Albahari’s prior works in English translation (Götz and Meyer, 2005, etc.) emphasized the horrors of the Holocaust and Nazi rule. The 27 stories here are relatively gentle, more interior tales, though World War II remains on Albahari’s mind. In “Hitler in Chicago,” a writer meets a woman on a plane who claims to have met the dictator, delivering a final line that suggests his ghost isn’t leaving soon: “Everyone must see Hitler once in their life.” In “Tito in Zurich,” a woman takes practically orgasmic joy in a poster in her room of the Yugoslavian strongman, evoking a tension between security and surveillance. More typical, though, is the title story, in which a man teaching Cyrillic to Serbian children in a cold North American town befriends Thunder Cloud, a Blackfoot Indian; Thunder Cloud’s folk tales intermingle with the church’s and the narrator’s own Serbian background to make for a somber study of displacement.
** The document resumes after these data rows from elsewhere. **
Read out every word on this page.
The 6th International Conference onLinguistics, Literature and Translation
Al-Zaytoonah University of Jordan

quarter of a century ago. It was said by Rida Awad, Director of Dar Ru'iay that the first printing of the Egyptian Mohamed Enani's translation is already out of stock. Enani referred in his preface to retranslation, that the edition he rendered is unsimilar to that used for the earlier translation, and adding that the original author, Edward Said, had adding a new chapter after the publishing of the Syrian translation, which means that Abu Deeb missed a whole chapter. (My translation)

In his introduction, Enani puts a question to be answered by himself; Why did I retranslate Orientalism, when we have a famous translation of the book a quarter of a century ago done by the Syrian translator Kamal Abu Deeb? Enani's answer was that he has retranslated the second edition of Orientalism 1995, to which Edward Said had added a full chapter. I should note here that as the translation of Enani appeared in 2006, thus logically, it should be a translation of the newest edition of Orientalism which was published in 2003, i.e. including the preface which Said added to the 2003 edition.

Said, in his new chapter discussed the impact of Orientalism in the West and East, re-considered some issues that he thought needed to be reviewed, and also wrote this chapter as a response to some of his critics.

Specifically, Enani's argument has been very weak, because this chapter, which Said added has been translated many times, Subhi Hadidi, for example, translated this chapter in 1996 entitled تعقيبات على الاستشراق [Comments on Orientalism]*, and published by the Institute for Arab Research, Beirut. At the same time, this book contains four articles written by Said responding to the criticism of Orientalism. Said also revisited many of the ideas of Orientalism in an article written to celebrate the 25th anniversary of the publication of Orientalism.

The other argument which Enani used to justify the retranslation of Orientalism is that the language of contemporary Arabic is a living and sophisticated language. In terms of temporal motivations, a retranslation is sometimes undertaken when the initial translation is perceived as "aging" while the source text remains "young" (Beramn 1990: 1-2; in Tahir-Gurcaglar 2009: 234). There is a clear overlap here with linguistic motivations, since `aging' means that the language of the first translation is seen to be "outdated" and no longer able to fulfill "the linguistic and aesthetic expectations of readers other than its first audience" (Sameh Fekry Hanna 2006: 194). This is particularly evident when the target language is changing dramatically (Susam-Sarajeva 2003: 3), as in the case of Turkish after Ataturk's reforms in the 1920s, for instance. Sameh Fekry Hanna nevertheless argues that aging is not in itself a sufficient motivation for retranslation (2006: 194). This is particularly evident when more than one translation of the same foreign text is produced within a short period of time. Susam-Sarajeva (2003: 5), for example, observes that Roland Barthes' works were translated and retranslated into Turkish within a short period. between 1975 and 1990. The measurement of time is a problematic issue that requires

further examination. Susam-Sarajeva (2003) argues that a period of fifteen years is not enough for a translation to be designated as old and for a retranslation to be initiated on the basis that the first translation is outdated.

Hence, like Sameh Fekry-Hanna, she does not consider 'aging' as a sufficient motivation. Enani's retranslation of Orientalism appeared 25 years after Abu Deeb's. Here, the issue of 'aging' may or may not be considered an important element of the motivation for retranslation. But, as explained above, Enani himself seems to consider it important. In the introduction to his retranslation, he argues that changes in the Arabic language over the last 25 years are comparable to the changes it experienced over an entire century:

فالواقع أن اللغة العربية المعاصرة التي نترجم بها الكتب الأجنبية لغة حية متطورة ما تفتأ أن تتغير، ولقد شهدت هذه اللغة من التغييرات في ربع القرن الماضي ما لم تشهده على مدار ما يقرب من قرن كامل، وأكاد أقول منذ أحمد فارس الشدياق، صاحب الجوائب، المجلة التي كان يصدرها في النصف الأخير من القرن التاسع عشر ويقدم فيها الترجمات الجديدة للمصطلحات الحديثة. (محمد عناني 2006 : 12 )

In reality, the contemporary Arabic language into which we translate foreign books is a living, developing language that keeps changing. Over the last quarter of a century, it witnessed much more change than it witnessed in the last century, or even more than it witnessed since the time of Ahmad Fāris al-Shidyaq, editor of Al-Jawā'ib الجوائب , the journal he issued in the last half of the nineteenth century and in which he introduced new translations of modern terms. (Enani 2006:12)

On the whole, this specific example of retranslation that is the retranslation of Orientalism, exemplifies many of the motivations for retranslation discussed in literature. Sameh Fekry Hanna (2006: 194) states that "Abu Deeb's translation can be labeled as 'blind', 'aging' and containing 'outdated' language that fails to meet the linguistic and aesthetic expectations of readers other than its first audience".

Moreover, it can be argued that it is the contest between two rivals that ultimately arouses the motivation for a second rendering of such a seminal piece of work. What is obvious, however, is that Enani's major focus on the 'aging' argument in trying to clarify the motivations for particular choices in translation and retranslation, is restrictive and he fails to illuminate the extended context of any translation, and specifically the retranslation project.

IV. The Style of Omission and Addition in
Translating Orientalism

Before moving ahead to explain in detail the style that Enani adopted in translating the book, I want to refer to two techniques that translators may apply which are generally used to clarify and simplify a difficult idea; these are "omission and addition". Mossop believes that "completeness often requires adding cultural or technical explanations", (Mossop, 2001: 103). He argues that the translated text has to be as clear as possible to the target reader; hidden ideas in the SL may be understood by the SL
Metafictional gamesmanship abounds: Pieces like “The Basilica in Lyon” and “A Story With No Way Out” are stories about storytelling and the futility of applying order to our messy lives. (“I don’t know why I began this story, nor why my wife and I turned up in it.”) Though not exactly flash fiction, these stories tend to be brief, introducing a relationship and abstracted complication, and Albahari’s habitually open-ended conclusions can be unsatisfying. But sometimes the approach produces gems like the two-page “Squirrel, Peanut, Hat,” in which a squirrel at the narrator’s front door sparks a memory of his father’s stint in a Nazi camp. Albahari lives in a lively, quirky present, but a dark past is never far away.
Considered, sometimes-stiff experiments enlivened by Albahari’s wordplay.